I think that education is at a crossroads between the teacher is always right phenomenon and the teacher is only possibly right and there are other ways to do the same thing phenomenon. Now the problem is that kids during their life will meet different kinds of people - the perfectionst criticising teacher and the encouraging facilitator. infact there is a possibility, even with the education revolution that is taking place, that they meet a teacher of the first kind than the facilitator.
It may have something to do with learning at IEP or the fact that I am married to a man who doesnt let me criticize Anjali's performance, that when a child refuses to learn, I ask myself what i am doing wrong that makes the child refuse to learn rather than mull over the fact that she is not learning.
Ofcourse, the math and the piano is important and we stress the role of effort and practice, but when the child makes a happy effort, we donot criticise the technique.
As husband says, when a baby learns to walk, we never tell the baby "You are walking with your legs bent inwards". No siree, we throw a party and grab the video camera and shoot reels of data which clog up the computer diskspace.
Short of homeschooling and unschooling, which I dont have the guts to do, one of the things we have to impart to children is how to deal with a teacher who focuses on technique so much that she has the potential to break your love for a subject. Husband's idea is to tell the child to ignore the teacher - which is a commonsensical and possibly wise answer, but which doesnot sound much practical to me. If this was a math teacher and you dont follow the technique, she might flunk all your tests.
Dont get me wrong, technique is important and curving fingers is important in playing piano and learning to bend and keep knees straight is important for roller blading. Anjali did a beautiful rendition of Ayar padi maligayil at the center for which she made up many of the steps. It was a beautiful dance, but I would hardly call it bharatanatyam. Now if I had sat down and told her to keep her half sitting posture, then the dance would have been more professional, but may not have had the feeling that it projected. All the scientific study says that true creativity comes when you stop constraining yourselves with the bounds derived from the mistakes that you might possibly make.

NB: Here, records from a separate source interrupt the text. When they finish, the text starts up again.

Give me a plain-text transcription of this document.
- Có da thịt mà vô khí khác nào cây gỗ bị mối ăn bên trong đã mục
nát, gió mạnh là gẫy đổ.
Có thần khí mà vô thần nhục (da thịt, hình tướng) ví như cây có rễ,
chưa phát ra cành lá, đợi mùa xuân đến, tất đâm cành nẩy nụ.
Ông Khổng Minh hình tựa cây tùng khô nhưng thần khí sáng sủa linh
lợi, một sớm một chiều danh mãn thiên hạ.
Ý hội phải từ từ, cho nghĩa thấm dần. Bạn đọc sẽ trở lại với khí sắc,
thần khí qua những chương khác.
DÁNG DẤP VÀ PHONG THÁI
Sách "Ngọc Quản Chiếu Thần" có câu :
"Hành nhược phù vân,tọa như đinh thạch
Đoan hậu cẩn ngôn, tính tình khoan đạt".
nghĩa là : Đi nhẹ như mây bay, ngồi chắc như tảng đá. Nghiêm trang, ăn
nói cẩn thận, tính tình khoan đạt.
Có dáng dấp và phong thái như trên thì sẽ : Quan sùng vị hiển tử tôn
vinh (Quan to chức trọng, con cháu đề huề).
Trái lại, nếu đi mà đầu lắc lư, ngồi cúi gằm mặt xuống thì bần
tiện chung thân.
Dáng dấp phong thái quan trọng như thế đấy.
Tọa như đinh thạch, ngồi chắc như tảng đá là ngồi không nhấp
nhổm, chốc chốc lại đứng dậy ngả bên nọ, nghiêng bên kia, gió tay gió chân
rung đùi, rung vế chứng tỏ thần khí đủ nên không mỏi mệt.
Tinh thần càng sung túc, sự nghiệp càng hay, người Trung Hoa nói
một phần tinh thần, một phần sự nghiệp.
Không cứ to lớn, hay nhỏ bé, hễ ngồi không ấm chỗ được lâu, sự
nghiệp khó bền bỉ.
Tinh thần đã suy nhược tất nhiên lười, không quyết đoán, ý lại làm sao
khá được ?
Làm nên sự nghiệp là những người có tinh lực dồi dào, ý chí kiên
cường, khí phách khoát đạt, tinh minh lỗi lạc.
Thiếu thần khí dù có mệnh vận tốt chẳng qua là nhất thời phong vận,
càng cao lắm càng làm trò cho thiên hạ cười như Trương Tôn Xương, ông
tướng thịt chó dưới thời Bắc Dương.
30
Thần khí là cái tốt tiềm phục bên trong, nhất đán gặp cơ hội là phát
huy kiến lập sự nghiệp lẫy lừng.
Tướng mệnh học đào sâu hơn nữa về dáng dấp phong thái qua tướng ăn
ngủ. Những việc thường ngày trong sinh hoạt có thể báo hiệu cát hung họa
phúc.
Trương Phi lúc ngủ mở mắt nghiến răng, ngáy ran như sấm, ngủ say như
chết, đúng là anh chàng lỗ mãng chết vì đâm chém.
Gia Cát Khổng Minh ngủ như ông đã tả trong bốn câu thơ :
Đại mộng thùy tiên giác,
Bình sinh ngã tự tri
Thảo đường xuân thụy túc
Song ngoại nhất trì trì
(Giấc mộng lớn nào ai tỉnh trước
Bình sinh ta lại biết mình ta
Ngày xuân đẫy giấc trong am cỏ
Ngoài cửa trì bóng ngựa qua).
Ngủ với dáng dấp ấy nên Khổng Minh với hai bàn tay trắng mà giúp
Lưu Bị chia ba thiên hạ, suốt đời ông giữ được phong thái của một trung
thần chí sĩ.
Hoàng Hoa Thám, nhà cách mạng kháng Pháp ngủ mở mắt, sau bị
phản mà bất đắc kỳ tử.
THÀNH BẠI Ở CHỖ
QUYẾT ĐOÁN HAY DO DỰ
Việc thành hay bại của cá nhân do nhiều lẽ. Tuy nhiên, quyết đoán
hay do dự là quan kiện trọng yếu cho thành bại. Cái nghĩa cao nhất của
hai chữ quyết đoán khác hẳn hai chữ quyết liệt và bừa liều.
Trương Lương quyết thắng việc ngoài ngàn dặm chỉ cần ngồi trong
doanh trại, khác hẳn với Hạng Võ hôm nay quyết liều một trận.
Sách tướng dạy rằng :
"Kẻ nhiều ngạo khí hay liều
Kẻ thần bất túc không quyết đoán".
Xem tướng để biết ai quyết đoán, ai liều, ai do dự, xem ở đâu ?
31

Read Imagine by Jonah Lehrer.
Afterall, Ramanujam flunked his Math tests because he didnt give the correct steps for a solution that he was asked to do, although he derived some beautiful formulae and relationships that were totally non trivial which he couldnt prove. Apparently he said that Saraswati whispered these relations to him when he was sleeping.
I quit both dance and red cross shortly after the experience with these teachers - both of which i had joined with much interest and gusto.
it is hard to switch from being a teacher to being a facilitator. One has to let go of his grownupness and begin to play.